The Hours and the Minutes
subjects:
fiction
series:
Modern Slovak Classics
paperback, 488 pp., 1. edition
translation: Short, David
published: may 2025
ISBN: 978-80-246-5896-4
recommended price: 460 czk
summary
The Hours and The Minutes was first published in Bratislava in 1956, the year of Nikita Khrushchev’s ‘secret speech’, in which the Soviet leader formally acknowledged Stalin’s tyranny and opened the way to destalinization in culture and society throughout the Eastern Bloc. Bednár’s writing was one of the first free of nationalist and communist propaganda, rejecting earlier ideologization of life by both the Fascist right and Stalinist left in their didactic, schematic literature, and finding more empathetic ways to explore human fallibility and the complexity of human experience.

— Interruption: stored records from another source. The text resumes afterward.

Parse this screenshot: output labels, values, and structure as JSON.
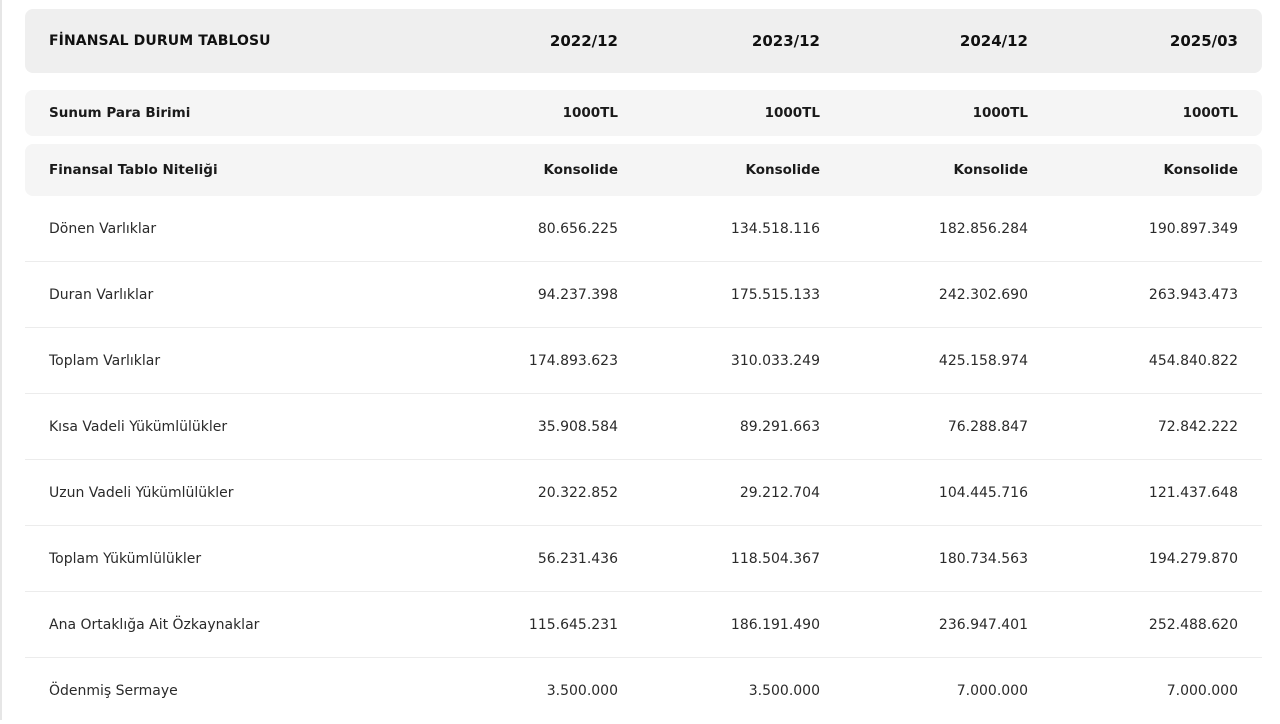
{
  "header": {
    "title": "FİNANSAL DURUM TABLOSU",
    "periods": [
      "2022/12",
      "2023/12",
      "2024/12",
      "2025/03"
    ]
  },
  "meta": [
    {
      "label": "Sunum Para Birimi",
      "values": [
        "1000TL",
        "1000TL",
        "1000TL",
        "1000TL"
      ]
    },
    {
      "label": "Finansal Tablo Niteliği",
      "values": [
        "Konsolide",
        "Konsolide",
        "Konsolide",
        "Konsolide"
      ]
    }
  ],
  "rows": [
    {
      "label": "Dönen Varlıklar",
      "values": [
        "80.656.225",
        "134.518.116",
        "182.856.284",
        "190.897.349"
      ]
    },
    {
      "label": "Duran Varlıklar",
      "values": [
        "94.237.398",
        "175.515.133",
        "242.302.690",
        "263.943.473"
      ]
    },
    {
      "label": "Toplam Varlıklar",
      "values": [
        "174.893.623",
        "310.033.249",
        "425.158.974",
        "454.840.822"
      ]
    },
    {
      "label": "Kısa Vadeli Yükümlülükler",
      "values": [
        "35.908.584",
        "89.291.663",
        "76.288.847",
        "72.842.222"
      ]
    },
    {
      "label": "Uzun Vadeli Yükümlülükler",
      "values": [
        "20.322.852",
        "29.212.704",
        "104.445.716",
        "121.437.648"
      ]
    },
    {
      "label": "Toplam Yükümlülükler",
      "values": [
        "56.231.436",
        "118.504.367",
        "180.734.563",
        "194.279.870"
      ]
    },
    {
      "label": "Ana Ortaklığa Ait Özkaynaklar",
      "values": [
        "115.645.231",
        "186.191.490",
        "236.947.401",
        "252.488.620"
      ]
    },
    {
      "label": "Ödenmiş Sermaye",
      "values": [
        "3.500.000",
        "3.500.000",
        "7.000.000",
        "7.000.000"
      ]
    }
  ]
}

Bednár is fundamentally preoccupied in these five novellas with what he presents as the insensitive, even inhuman, rootless and amoral modernity that the war and then the Communist Party import into traditional Slovak life. The destruction of the traditional Slovak countryside during the twentieth century through modernization and urbanization, and with it a particular approach to life, forms his central theme.
But in the end, it is his spare, lyrical style and devotion to plot and dynamic narration which render The Hours and The Minutes a genuine modern Slovak classic and gripping read.
'Bednár's The Glass Peak (1954) marked the beginning of the Thaw in Slovak literature, the beginning of a reaction against oversimplified, schematic, tub-thumping depictions of Communists heroic in war and peace. [...] To find Communist villainy, however, one had to wait for The Hours and The Minutes (1956), which expresses disillusion with the new socialist state, but also with the Slovak National Uprising (actually one of the largest mass Resistance struggles of World War II) [...] Stalinist society appears almost more ruthless than German occupation because it works by cold manipulation on top of cruelty and violence. [...] Bednár abhors violence but is desperately resigned to the ubiquity of naturally violent human beings, and hence of gratuitous violence. He fears that such violence can all too easily be embodied in political ideologies.'
Robert B. Pynsent, 'Introduction' in Robert B. Pynsent (ed.), Modern Slovak Prose: Fiction since 1954, London, Basingstoke: Macmillan/SSEES, 1990.
'In undermining the heroic story of the Uprising, Bednár challenged the reigning narrative of history put forward by the Communist Czechoslovak authorities. The title itself reminds the reader that even if time goes by, there are still similarities and overlap between the Nazi and Communist eras, deeply undercutting the progressive narrative of Marxist ideology.'
Daniel W. Pratt, 'Foreword' in Katarína Gephardt, Charles Sabatos and Ivana Taranenková (eds), Home and the World in Slovak Writing: A Small Nation's Literature in Context, Montreal: McGill-Queen's University Press, 2025.